Since the O’Malley sisters are too young to visit their mother in the hospital, they keep themselves occupied with their friends and enemies and the usual neighborhood happenings. Mary Lane, the biggest liar in town, provides the sisters with gossip. Sally’s active and fertile imagination fuels the sisters’ fears and curiosity, eventually putting Sally and Troo in mortal danger.

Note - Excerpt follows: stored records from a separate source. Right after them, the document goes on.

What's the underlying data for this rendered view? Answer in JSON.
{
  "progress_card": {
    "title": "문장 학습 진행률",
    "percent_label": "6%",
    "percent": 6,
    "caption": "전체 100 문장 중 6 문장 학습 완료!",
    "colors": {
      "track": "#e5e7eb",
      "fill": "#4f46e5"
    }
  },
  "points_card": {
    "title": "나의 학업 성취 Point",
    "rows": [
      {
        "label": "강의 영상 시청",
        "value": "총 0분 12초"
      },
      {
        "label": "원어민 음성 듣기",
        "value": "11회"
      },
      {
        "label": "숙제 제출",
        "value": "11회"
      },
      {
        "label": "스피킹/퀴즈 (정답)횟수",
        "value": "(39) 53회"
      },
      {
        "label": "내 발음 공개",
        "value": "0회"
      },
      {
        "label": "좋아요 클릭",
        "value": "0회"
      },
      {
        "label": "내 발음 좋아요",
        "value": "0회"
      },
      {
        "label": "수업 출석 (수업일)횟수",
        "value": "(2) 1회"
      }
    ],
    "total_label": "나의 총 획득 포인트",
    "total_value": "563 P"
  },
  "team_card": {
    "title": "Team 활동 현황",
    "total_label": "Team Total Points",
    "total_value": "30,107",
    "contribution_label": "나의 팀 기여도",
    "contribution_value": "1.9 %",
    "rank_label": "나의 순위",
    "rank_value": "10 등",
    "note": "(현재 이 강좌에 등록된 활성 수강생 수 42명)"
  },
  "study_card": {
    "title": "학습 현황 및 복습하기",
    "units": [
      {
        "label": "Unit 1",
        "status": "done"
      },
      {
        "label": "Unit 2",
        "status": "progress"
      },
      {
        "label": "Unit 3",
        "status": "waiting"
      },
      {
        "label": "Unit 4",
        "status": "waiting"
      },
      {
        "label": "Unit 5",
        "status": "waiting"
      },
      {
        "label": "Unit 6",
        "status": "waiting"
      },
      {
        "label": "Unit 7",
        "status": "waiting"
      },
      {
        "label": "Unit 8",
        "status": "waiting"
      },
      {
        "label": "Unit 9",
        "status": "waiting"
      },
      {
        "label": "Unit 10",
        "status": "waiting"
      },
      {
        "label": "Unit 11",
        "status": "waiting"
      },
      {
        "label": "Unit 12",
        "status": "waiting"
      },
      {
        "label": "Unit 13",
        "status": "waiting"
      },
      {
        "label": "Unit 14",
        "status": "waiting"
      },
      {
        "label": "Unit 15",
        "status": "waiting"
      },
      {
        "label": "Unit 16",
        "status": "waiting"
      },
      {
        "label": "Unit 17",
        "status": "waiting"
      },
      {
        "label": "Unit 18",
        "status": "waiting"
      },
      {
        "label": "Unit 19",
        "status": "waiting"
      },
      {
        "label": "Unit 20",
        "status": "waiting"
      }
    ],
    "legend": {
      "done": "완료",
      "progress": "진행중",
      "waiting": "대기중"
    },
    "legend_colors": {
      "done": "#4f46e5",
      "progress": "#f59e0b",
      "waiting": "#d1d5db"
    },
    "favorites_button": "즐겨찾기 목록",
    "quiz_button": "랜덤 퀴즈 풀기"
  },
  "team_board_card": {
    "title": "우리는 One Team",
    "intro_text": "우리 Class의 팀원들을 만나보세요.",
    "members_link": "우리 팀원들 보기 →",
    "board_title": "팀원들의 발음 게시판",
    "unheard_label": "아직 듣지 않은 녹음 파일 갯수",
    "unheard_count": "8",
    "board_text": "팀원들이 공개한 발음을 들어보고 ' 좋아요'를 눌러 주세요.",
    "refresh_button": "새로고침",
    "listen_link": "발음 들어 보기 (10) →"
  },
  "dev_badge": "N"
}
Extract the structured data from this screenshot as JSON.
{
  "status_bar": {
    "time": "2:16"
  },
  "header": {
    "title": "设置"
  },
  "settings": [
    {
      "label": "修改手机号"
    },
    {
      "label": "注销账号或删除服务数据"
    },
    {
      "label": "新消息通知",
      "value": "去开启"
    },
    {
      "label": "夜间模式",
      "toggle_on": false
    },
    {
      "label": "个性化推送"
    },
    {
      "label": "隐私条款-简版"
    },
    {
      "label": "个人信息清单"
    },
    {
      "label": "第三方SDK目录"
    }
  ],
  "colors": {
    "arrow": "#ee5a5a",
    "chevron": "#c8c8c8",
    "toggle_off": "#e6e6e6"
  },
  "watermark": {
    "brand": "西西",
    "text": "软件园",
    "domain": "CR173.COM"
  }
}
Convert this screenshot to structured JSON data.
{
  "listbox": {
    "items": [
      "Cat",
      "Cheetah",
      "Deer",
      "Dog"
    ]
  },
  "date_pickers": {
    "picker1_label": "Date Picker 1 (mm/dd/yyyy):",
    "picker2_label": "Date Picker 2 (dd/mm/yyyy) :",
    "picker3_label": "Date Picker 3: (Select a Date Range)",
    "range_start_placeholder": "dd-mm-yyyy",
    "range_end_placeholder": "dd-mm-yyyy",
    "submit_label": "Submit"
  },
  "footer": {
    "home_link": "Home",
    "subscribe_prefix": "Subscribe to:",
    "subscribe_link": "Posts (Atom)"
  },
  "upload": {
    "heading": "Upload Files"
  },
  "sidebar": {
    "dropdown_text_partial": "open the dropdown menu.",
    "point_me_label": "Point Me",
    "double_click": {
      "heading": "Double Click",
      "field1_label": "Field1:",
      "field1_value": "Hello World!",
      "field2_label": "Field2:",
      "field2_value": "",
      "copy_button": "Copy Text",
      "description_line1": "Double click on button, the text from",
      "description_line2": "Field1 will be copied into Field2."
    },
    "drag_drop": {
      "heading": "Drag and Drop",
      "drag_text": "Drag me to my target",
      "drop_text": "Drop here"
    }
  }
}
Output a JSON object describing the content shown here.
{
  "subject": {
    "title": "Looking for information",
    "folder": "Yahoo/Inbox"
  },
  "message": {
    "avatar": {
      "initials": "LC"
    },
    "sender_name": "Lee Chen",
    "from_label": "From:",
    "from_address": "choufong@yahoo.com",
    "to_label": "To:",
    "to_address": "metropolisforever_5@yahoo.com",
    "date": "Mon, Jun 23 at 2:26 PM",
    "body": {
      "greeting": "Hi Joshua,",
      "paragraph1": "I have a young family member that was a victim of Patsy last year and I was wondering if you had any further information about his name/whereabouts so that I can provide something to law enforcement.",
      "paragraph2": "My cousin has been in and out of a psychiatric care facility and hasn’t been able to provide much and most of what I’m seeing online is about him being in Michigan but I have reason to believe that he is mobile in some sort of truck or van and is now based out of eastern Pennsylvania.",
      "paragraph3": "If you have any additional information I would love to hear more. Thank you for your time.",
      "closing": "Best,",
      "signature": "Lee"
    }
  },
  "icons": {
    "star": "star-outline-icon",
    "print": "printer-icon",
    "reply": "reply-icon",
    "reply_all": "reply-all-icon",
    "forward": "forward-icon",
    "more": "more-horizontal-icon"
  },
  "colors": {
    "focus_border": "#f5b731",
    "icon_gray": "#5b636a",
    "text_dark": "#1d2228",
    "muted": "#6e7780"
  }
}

In the 1950s, it was common for two prepubescent girls to run the streets of their neighborhood with little restraint, aside from their expected appearance for breakfast, lunch and dinner. It is a time and a world that author Lesley Kagen gets just right. Sally narrates the story of Whistling in the Dark with a blend of wisdom and innocence that never reveals Kagen’s adept hand at the wheel. Kagen recreates Sally’s neighborhood in exacting detail and populates it with an unforgettable mix of eccentric and mundane characters that takes the reader back to summer nights catching fireflies and long summer days full of restless adventure. Without descending into mawkish nostalgia, Whistling in the Dark is full of charming naïveté and droll insight. Overall, it is a delightful and all too short trip to the past.